Pasticcio di maccheroni
Ingredienti per la pasta frolla
300 g di farina
50 g di burro
100 g di zucchero
3 tuorli d'uovo
Scorza grattugiata di 1 limone
Sale
Per il ripieno
400 g di maccheroni
100 g di burro
200 g di ventrigli di pollo puliti
200 g di fegatini di pollo
1/2 cipolla
brodo di carne
Passato di pomodoro concentrato
100 g di parmigiano grattugiato
Sale e pepe
Burro e pangrattato per lo stampo
Preparate una pasta frolla con gli ingredienti indicati (vedi ricetta).
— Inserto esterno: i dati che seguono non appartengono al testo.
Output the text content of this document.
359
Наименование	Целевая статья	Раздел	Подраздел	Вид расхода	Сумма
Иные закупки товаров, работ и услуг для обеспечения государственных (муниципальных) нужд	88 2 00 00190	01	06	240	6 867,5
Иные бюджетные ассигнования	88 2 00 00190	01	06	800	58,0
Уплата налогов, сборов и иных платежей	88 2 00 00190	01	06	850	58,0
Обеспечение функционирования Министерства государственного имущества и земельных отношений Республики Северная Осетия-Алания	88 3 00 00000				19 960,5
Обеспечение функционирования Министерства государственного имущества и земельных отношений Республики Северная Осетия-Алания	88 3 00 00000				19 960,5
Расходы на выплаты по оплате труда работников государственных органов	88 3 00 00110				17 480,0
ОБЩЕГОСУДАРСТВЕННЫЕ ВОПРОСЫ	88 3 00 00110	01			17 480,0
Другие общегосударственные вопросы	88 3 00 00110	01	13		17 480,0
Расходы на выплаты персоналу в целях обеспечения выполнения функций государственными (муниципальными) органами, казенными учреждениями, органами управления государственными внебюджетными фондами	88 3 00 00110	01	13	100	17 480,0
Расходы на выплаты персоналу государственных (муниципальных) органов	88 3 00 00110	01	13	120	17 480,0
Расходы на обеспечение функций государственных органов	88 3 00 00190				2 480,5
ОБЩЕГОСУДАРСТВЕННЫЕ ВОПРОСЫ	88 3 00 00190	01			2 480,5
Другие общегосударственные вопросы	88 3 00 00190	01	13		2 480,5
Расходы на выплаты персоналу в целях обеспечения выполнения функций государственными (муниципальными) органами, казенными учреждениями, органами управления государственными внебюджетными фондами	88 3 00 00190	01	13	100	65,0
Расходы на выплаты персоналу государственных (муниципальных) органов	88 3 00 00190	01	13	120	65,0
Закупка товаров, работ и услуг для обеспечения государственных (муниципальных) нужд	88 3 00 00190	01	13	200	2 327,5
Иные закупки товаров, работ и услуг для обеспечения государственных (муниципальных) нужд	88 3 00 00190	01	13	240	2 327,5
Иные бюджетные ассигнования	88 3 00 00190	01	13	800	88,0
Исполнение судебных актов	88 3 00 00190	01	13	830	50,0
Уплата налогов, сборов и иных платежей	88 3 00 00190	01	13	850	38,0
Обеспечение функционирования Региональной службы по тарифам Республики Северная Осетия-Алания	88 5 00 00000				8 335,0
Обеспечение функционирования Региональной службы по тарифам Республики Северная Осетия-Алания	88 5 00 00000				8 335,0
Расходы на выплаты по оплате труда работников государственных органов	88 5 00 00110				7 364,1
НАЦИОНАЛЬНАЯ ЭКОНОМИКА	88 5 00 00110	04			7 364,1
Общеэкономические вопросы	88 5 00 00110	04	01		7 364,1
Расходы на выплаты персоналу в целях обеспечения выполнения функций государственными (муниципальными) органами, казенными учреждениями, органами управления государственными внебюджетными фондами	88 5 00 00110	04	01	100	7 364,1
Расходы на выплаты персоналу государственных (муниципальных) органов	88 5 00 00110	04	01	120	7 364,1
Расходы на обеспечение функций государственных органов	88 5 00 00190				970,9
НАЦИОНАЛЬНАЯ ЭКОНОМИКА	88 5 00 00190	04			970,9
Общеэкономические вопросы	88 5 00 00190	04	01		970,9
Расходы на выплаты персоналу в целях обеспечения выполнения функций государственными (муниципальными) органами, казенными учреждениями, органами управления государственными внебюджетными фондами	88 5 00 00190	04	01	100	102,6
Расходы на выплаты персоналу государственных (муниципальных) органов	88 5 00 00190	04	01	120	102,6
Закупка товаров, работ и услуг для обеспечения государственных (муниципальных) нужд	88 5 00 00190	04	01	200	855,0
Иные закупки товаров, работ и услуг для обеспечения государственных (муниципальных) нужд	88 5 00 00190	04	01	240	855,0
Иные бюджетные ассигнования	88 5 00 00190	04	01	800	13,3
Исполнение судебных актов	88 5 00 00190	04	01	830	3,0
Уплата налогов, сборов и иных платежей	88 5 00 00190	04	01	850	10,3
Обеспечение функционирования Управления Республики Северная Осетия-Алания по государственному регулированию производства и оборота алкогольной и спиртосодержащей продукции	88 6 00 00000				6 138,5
Per il ragù, tritate finissima la pancetta insieme alla cipolla, al sedano e alla carota. Scaldate il burro in un tegame e fatevi appassire dolcemente il trito. Proseguite la rosolatura per circa mezz'ora in modo che la cipolla cuocia lentamente e solo a questo punto unite la carne macinata sminuzzandola bene, rialzate la fiamma e continuate la rosolatura, mescolando spesso, fino a quando la carne avrà preso colore. Insaporite con sale e pepe e bagnate con il vino. Appena è sfumato, unitevi il concentrato, diluito in una tazza di brodo caldo, abbassate la fiamma al minimo e proseguite la cottura per circa due ore aggiungendo ogni tanto poco brodo caldo tenendo presente che alla fine il ragù dovrà risultare piuttosto denso. Fate cuocere la pasta, scolatela al dente e conditela con il ragù e con il parmigiano. Dividete la pasta frolla in due pezzi di cui uno il doppio dell'altro, stendete quello più grosso in un disco dello spessore di tre o quattro millimetri e foderate uno stampo da zuccotto ben imburrato. Riempitelo con la pasta condita e copritelo con il secondo pezzo di pasta frolla steso a disco. Ritagliate l'eccesso di pasta tutto intorno e sigillate bene i due strati. Con i ritagli, formate un cordoncino e attaccatelo tutto intorno con un goccio d'acqua. Sforacchiate la superficie con uno spiedino e mettete il pasticcio nel forno a 180° C, lasciandolo cuocere per circa tre quarti d'ora. A cottura ultimata, toglietelo dal forno e lasciatelo riposare per una decina di minuti prima di sformarlo.